I’ll second this. IT can be arbitrary, but making it consistently arbitrary… I’m having a hard time following this and the varied numbering sequences is part of that.
So my issue with this, and the many proposed precursors to what has been shaping up into the master work, is the practical application.
What is the practical application? We can even reference patents here since they came up. Even when filing a patent, there is usually (not always) an intent of practical application involved, even if abstract.
Maybe not my place to answer, but maybe an outside perspective is helpful. Who knows.
Broadly speaking? None at all. It’s a compendium of every possible sequence of pickstrokes and string changes up to an arbitrary number of notes. I guess you could argue that makes it akin to a dictionary is to language, which is handy to have but no one ever cites Merriam-Webster Third Edition as their favorite bedtime reading. A dictionary puts it too strongly, I suppose, since not only is it a collection of words, it’s also a guide to spell them, pronounce them, define them, and often times provide some etymology. It’s maybe more akin to a dictionary and Scrabble, in that it simply defines a universe. This doesn’t help you make music.
Specifically speaking? I’ve kind of warmed to the project in this respect, I guess. I’ve done my share of pointless, tedious, and from an outside standpoint probably pretty insane projects here and there as a learning process, and maybe most applicable here I remember one time sitting down and coming up with as many different variations of the 1-2-3-4 chromatic drill as a finger dexterity exercise once. Musically worthless… but it helped me get my head around some things and probably did help me build up fretting hand strength, dexterity, and coordination. And, I think sometimes the act of setting an arbitrary goal and seeing it through to the bitter end can be a really, really good tool - learning process, study aid, heck, sometimes even a songwriting tool. Similarly every once in a while I’ll sit down and make up a music jargon-y phrase, something like “ascending diatonic thirds,” and then just try to do something musical based around that phrase. You could do something similar here, pick “sequence 36,” and then take that picking motif, and then try to write a melody based on it, and maybe that could be an interesting way to jump start the creative process.
But, I think as long as that’s sort of the goal here, no real concern for broader applicability, just “this is a challenge I’ve assigned myself; to diagram out all possible four-note picking sequences and practice them all, as a way of improving my technique,” then, cool, it’s not a rabbit hole I want to go down, but there are no shortages of rabbit holes in this world and we should all find a couple to chase. If on the other hand this becomes more of a “so-and-so isn’t really able to alternate pick because he can’t play sequence 87,” then there’s enough gatekeeping in the guitar world as it is and I might push back a little on that as maybe a not really healthy exercise. Difference between creating an arbitrary yardstick for yourself, and an arbitrary yardstick to hold others to, I guess.

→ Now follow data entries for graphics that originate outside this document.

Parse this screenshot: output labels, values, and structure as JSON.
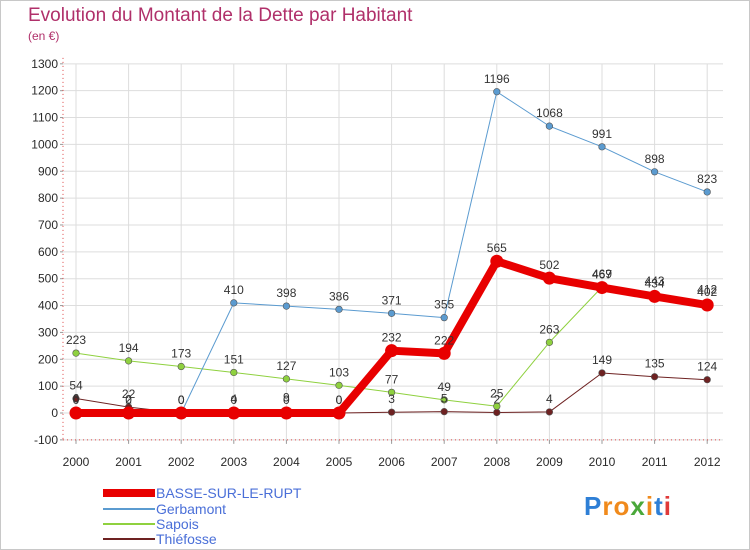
{
  "title": "Evolution du Montant de la Dette par Habitant",
  "unit_label": "(en €)",
  "colors": {
    "title": "#b0306a",
    "axis": "#2a2a2a",
    "grid": "#dddddd",
    "legend_text": "#4a6fd8",
    "value_text": "#333333"
  },
  "logo": {
    "text": "Proxiti",
    "letters": [
      {
        "ch": "P",
        "color": "#2e7fd6"
      },
      {
        "ch": "r",
        "color": "#f08a1c"
      },
      {
        "ch": "o",
        "color": "#f08a1c"
      },
      {
        "ch": "x",
        "color": "#4aa83a"
      },
      {
        "ch": "i",
        "color": "#f08a1c"
      },
      {
        "ch": "t",
        "color": "#2e7fd6"
      },
      {
        "ch": "i",
        "color": "#e03a3a"
      }
    ]
  },
  "chart_data": {
    "type": "line",
    "title": "Evolution du Montant de la Dette par Habitant",
    "subtitle": "(en €)",
    "x": [
      "2000",
      "2001",
      "2002",
      "2003",
      "2004",
      "2005",
      "2006",
      "2007",
      "2008",
      "2009",
      "2010",
      "2011",
      "2012"
    ],
    "yticks": [
      -100,
      0,
      100,
      200,
      300,
      400,
      500,
      600,
      700,
      800,
      900,
      1000,
      1100,
      1200,
      1300
    ],
    "ylim": [
      -100,
      1300
    ],
    "grid": true,
    "legend_position": "bottom-left",
    "series": [
      {
        "name": "Thiéfosse",
        "color": "#6e2222",
        "width": 1,
        "values": [
          54,
          22,
          0,
          4,
          9,
          0,
          3,
          5,
          2,
          4,
          149,
          135,
          124
        ],
        "labels": [
          "54",
          "22",
          "0",
          "4",
          "9",
          "0",
          "3",
          "5",
          "2",
          "4",
          "149",
          "135",
          "124"
        ]
      },
      {
        "name": "Sapois",
        "color": "#8fd13f",
        "width": 1,
        "values": [
          223,
          194,
          173,
          151,
          127,
          103,
          77,
          49,
          25,
          263,
          469,
          443,
          412
        ],
        "labels": [
          "223",
          "194",
          "173",
          "151",
          "127",
          "103",
          "77",
          "49",
          "25",
          "263",
          "469",
          "443",
          "412"
        ]
      },
      {
        "name": "Gerbamont",
        "color": "#5b9bd0",
        "width": 1,
        "values": [
          6,
          2,
          0,
          410,
          398,
          386,
          371,
          355,
          1196,
          1068,
          991,
          898,
          823
        ],
        "labels": [
          "6",
          "2",
          "0",
          "410",
          "398",
          "386",
          "371",
          "355",
          "1196",
          "1068",
          "991",
          "898",
          "823"
        ]
      },
      {
        "name": "BASSE-SUR-LE-RUPT",
        "color": "#e80000",
        "width": 8,
        "values": [
          0,
          0,
          0,
          0,
          0,
          0,
          232,
          222,
          565,
          502,
          467,
          434,
          402
        ],
        "labels": [
          "0",
          "0",
          "0",
          "0",
          "0",
          "0",
          "232",
          "222",
          "565",
          "502",
          "467",
          "434",
          "402"
        ]
      }
    ],
    "legend": [
      "BASSE-SUR-LE-RUPT",
      "Gerbamont",
      "Sapois",
      "Thiéfosse"
    ]
  }
}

This is the vibe I was getting.
Initially, me too, but as this conversation’s gone on, I’m no longer convinced. It’s feeling more like a self-test, because how else could you apply this? The odds of all of those combinations organically coming up in a single player’s playing are so astronomically low that it seems hard to look at an outside player’s vocabulary this way.
I’ve spent so much time saying this about myself that I’ve neglected a lot of non-alternate-picking aspects of playing guitar, like “sweeping” and “learn one cool tapping lick to impress randos” and “learning songs all the way through.” It’s a very dangerous, corrosive mindset to get into, for sure.